I have tried all sorts of things- running the loop with the predictors in the same dataframe, running the loop with and without paste0, running the loop with and without as.formula, running the loop with different types of loop functions, running it with different types of anova functions, etc. For the most part, My plan was to run it as a linear model, and then get the summary of results of anova.

#linear model
anovas<-for(i in colnames(contvars)) {                           
 for(j in colnames(catvars)) {
 lm(as.formula(paste0(i , "~" , j)), 
 data=cbind(contvars,catvars))
 }
}

#What I plan to use to get the summary once the loop works:
summary(aov(anovas))

The loop is what I get stuck on. No matter what I do, it throws an error. And it has thrown many types of errors- extremely large variety. I am not sure what I am doing wrong.
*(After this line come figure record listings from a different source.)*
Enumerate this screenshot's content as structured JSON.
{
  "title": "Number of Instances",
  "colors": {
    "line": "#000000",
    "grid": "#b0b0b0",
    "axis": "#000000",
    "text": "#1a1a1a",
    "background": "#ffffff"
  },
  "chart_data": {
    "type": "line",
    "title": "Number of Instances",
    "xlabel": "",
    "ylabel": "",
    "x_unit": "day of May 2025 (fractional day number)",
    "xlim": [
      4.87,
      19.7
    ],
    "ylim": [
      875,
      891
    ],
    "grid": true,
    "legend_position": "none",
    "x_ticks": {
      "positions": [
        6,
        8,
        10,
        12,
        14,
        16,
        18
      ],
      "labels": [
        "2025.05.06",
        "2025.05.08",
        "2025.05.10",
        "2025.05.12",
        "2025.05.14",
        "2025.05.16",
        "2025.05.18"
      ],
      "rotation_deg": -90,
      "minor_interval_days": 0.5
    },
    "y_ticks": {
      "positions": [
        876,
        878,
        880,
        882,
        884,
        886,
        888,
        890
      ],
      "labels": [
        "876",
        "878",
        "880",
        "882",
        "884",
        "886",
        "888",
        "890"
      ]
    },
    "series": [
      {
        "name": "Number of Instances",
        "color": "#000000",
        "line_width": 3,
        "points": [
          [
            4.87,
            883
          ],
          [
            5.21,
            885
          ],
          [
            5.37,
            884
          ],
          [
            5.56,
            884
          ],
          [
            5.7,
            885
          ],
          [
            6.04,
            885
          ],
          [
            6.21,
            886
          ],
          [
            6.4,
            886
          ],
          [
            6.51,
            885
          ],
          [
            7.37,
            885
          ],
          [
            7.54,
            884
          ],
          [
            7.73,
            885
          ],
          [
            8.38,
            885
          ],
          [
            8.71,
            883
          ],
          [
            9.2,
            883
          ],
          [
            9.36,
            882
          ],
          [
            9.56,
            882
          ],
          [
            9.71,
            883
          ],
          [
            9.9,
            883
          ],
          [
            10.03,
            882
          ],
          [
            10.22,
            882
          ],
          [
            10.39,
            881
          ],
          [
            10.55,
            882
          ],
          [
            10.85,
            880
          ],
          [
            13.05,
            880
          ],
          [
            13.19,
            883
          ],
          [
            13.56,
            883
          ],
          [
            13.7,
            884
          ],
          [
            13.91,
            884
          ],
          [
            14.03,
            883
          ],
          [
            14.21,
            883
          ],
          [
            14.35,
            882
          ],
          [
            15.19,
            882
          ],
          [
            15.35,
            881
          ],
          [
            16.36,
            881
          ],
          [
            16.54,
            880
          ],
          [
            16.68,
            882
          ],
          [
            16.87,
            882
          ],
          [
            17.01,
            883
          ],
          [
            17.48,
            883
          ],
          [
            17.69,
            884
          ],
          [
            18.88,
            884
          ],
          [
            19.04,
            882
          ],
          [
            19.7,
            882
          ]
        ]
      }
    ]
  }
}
With this syntax, the object shows up as "NULL"


Solution

  • There are a few issues here.

    • cbind() may be unsafe, data.frame() is safer
    • the results of a loop are the results of the last expression evaluated. You probably need to store the results in a list
    • there were a few typos (missing parentheses etc.)
    • you could store the results in a nested list as in @nrennie's answer, but I felt it would be easier downstream to have them stored in a single named list (using paste(i,j,sep=".") as the name; I originally did this with a k index that I incremented at each step.
    combdata <- data.frame(contvars,catvars)
    res <- list()
    for(i in colnames(contvars)) {                           
        for(j in colnames(catvars)) {
            res[[paste(i,j,sep=".")]] <- lm(as.formula(paste0(i , "~" , j)),
                           combdata)
        }
    }
    

    You could use something like sapply(res, function(x) summary(x)$r.squared) to summarize the results.